The literature on learning with thresholded signals or binarized observations is scattered across various lines of academic research. For example, in online dynamic pricing, a seller wishes to determine the demand curve. She sets a price for a good and observes whether

or not the arriving buyer chooses to purchase at that price (Harrison et al., 2010). In

drug dosage discovery, the goal is typically to estimate the maximum dosage level that causes toxicity with less than some target probability (this is typically the focus of Phase I clinical trials) (Cheung and Elkind, 2010a). Threshold queries are also used in image or face localization, where classifiers are used as subroutines to determine whether or not a face or letter or character appears in the query region of some image (Sznitman and Jedynak, 2010). Most contributions in this vein have focused on noise of a particular form: Nature generates the correct answer, but it is then sent through a noisy transmission channel (Jedynak et al., 2011). Thus, the probability of seeing the wrong signal is constant, independent of the point of measurement (the particular threshold set by the learner). Several papers have focused on proving the asymptotic optimality of policies that measure either at or around the median (Horstein, 1963; Burnashev and Zigangirov, 1974; Castro and Nowak, 2008). More recent work shows that measuring at the median is sequentially optimal for entropy reduction in the case of symmetric noise (Waeber et al., 2011). In a different vein, Karp and Kleinberg (2007) consider noisy binary search: in this problem, a finite sequence of biased coins, ordered in increasing probability of a “heads” outcome, has to be searched for the last element with a probability of heads lower than a specified target value.
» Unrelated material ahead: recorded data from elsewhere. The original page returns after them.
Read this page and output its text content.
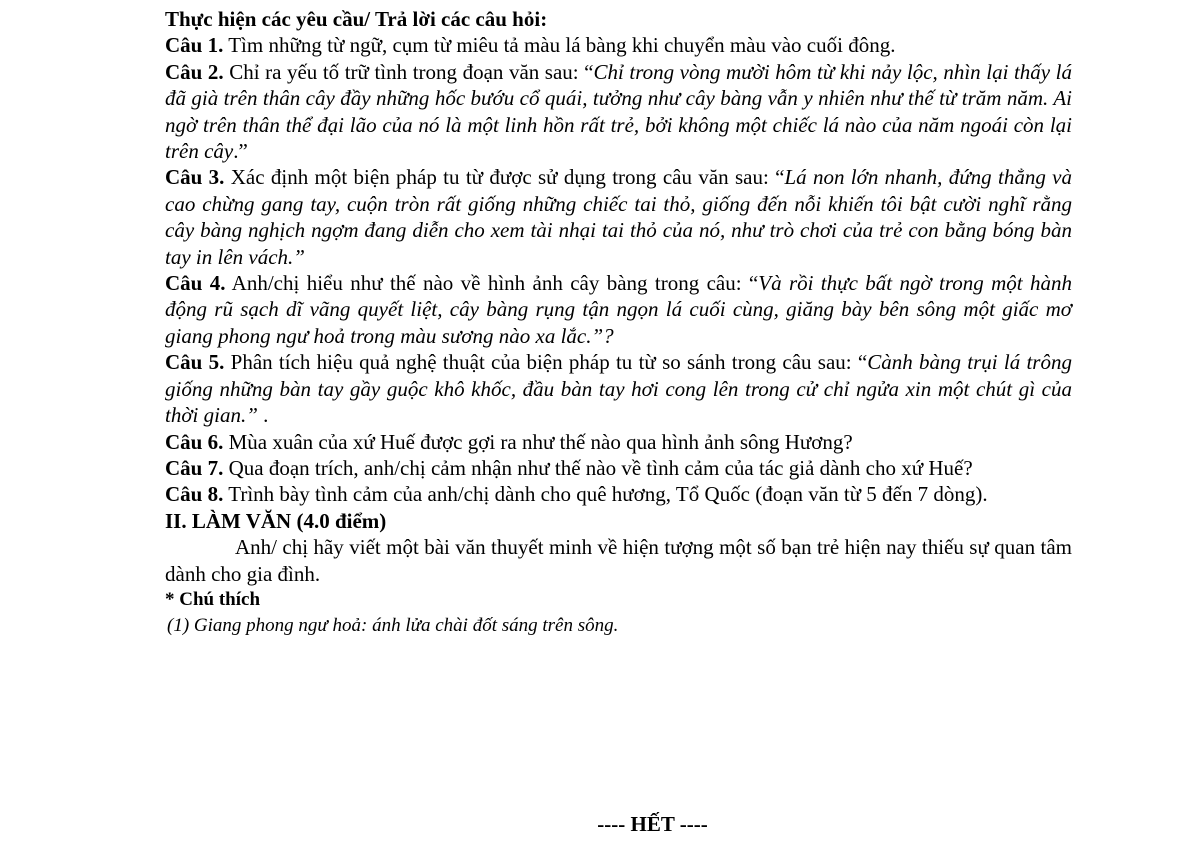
Thực hiện các yêu cầu/ Trả lời các câu hỏi:

Câu 1. Tìm những từ ngữ, cụm từ miêu tả màu lá bàng khi chuyển màu vào cuối đông.

Câu 2. Chỉ ra yếu tố trữ tình trong đoạn văn sau: “Chỉ trong vòng mười hôm từ khi nảy lộc, nhìn lại thấy lá đã già trên thân cây đầy những hốc bướu cổ quái, tưởng như cây bàng vẫn y nhiên như thế từ trăm năm. Ai ngờ trên thân thể đại lão của nó là một linh hồn rất trẻ, bởi không một chiếc lá nào của năm ngoái còn lại trên cây.”

Câu 3. Xác định một biện pháp tu từ được sử dụng trong câu văn sau: “Lá non lớn nhanh, đứng thẳng và cao chừng gang tay, cuộn tròn rất giống những chiếc tai thỏ, giống đến nỗi khiến tôi bật cười nghĩ rằng cây bàng nghịch ngợm đang diễn cho xem tài nhại tai thỏ của nó, như trò chơi của trẻ con bằng bóng bàn tay in lên vách.”

Câu 4. Anh/chị hiểu như thế nào về hình ảnh cây bàng trong câu: “Và rồi thực bất ngờ trong một hành động rũ sạch dĩ vãng quyết liệt, cây bàng rụng tận ngọn lá cuối cùng, giăng bày bên sông một giấc mơ giang phong ngư hoả trong màu sương nào xa lắc.”?

Câu 5. Phân tích hiệu quả nghệ thuật của biện pháp tu từ so sánh trong câu sau: “Cành bàng trụi lá trông giống những bàn tay gầy guộc khô khốc, đầu bàn tay hơi cong lên trong cử chỉ ngửa xin một chút gì của thời gian.” .

Câu 6. Mùa xuân của xứ Huế được gợi ra như thế nào qua hình ảnh sông Hương?

Câu 7. Qua đoạn trích, anh/chị cảm nhận như thế nào về tình cảm của tác giả dành cho xứ Huế?

Câu 8. Trình bày tình cảm của anh/chị dành cho quê hương, Tổ Quốc (đoạn văn từ 5 đến 7 dòng).

II. LÀM VĂN (4.0 điểm)

Anh/ chị hãy viết một bài văn thuyết minh về hiện tượng một số bạn trẻ hiện nay thiếu sự quan tâm dành cho gia đình.

* Chú thích

(1) Giang phong ngư hoả: ánh lửa chài đốt sáng trên sông.

---- HẾT ----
The bisection problem itself can also be thought of as a version of the classic problem of stochastic root finding (Robbins and Monro, 1951), where the learner is trying to learn the root of a real-valued, decreasing function f . The model is that the learner sequentially queries at points θ1, θ2, . . . , θn, and receives observations of f (θ1), f (θ2), . . . , f (θn) after addition of

noise (e.g. zero-mean Gaussian noise). A natural extension to binary signals is to assume that the learner observes whether or not the corrupted signal is above or below zero. This directly corresponds to a noisy binary signal indicating whether the threshold is smaller than or larger than the root. In this case, the noise model is heavily dependent on how close the threshold is set to the target root. When the threshold is near the target, the probability of seeing the wrong signal is significantly higher and no longer bounded away from 12.